Walk through the steps:
- Memory: 16 GB, minus OS leaves about 10-12 GB usable
- Model size limit: 10 GB ÷ 0.6 ≈ 14-16B range
- Use case: Daily chat + occasional coding
- Language: Mostly Chinese
Recommendation: qwen3:14b (Q4 version, ~9 GB)
One command in Ollama:
ollama run qwen3:14b
Don't like it? Try Gemma:
ollama run gemma4:12b
Try both, ask the same question, compare answers. Keep whichever you prefer.
One sentence
Check your parking space (memory), pick the car size (parameters), then choose the brand. If unsure, start with Qwen 14B or Gemma 12B.
Next up: what is quantization? What's the actual difference between Q4, Q8, and FP16?
This is Part 3 of the "LLM 101" series.

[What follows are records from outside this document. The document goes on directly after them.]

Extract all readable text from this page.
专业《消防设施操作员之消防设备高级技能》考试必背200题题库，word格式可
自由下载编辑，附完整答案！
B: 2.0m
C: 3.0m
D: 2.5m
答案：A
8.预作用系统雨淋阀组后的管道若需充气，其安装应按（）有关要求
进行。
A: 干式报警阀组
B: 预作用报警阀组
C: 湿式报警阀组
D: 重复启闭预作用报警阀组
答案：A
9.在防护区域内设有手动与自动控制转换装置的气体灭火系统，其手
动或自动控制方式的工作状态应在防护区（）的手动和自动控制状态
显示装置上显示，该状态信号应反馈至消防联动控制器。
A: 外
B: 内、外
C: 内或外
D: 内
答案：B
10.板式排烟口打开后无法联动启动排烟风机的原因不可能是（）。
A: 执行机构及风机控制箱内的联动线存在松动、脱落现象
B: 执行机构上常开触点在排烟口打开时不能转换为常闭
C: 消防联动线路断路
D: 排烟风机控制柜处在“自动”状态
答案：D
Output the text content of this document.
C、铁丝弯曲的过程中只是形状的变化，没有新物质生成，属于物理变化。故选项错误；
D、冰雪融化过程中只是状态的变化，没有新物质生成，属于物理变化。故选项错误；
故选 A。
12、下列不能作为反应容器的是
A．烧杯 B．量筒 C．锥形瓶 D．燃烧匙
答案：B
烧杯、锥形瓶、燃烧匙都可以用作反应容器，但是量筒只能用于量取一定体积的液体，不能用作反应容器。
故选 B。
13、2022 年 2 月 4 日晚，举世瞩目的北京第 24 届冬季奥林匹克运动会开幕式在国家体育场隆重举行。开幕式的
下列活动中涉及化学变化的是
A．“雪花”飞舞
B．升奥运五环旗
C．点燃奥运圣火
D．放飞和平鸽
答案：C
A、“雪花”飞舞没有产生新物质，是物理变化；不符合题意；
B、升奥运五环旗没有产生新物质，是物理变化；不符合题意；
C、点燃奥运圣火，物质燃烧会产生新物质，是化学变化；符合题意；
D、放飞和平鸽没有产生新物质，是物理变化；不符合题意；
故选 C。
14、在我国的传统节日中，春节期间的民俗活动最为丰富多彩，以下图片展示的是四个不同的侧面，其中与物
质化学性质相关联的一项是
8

Previous: Four AI model architectures.
FAQ
- How do I know how big an AI model is?
- Look for the B number in the name — e.g. 7B means 7 billion parameters. More parameters = smarter but more memory. 7B needs about 4-5 GB, 70B needs about 40 GB. Quick formula: parameters (B) × 0.6 = required GB of memory (at 4-bit quantization).
- What if my computer doesn't have enough memory?
- Three options: 1) Pick a smaller model (7B or 14B), 2) Use a quantized version (Q4 is 4x smaller than original), 3) If you have a dedicated GPU, use its VRAM instead. 8 GB RAM → 7B max, 16 GB → 14B, 32 GB → 30B.
- Which is better — Gemma, Llama, or Qwen?
- Each has strengths. Google's Gemma is balanced and multilingual, Meta's Llama has the largest English ecosystem, Alibaba's Qwen is best for Chinese and strong at coding. At the same size, try Qwen (best Chinese) or Gemma (most balanced) first.
- What do Q4, Q8, FP16 mean in model names?
- These are quantization levels — compression ratios for model files. FP16 is original quality (largest, slowest), Q8 is light compression (nearly lossless), Q4 is heavy compression (4x smaller, slight quality drop). Think MP3 128kbps vs 320kbps vs FLAC. Q4 is fine for daily use.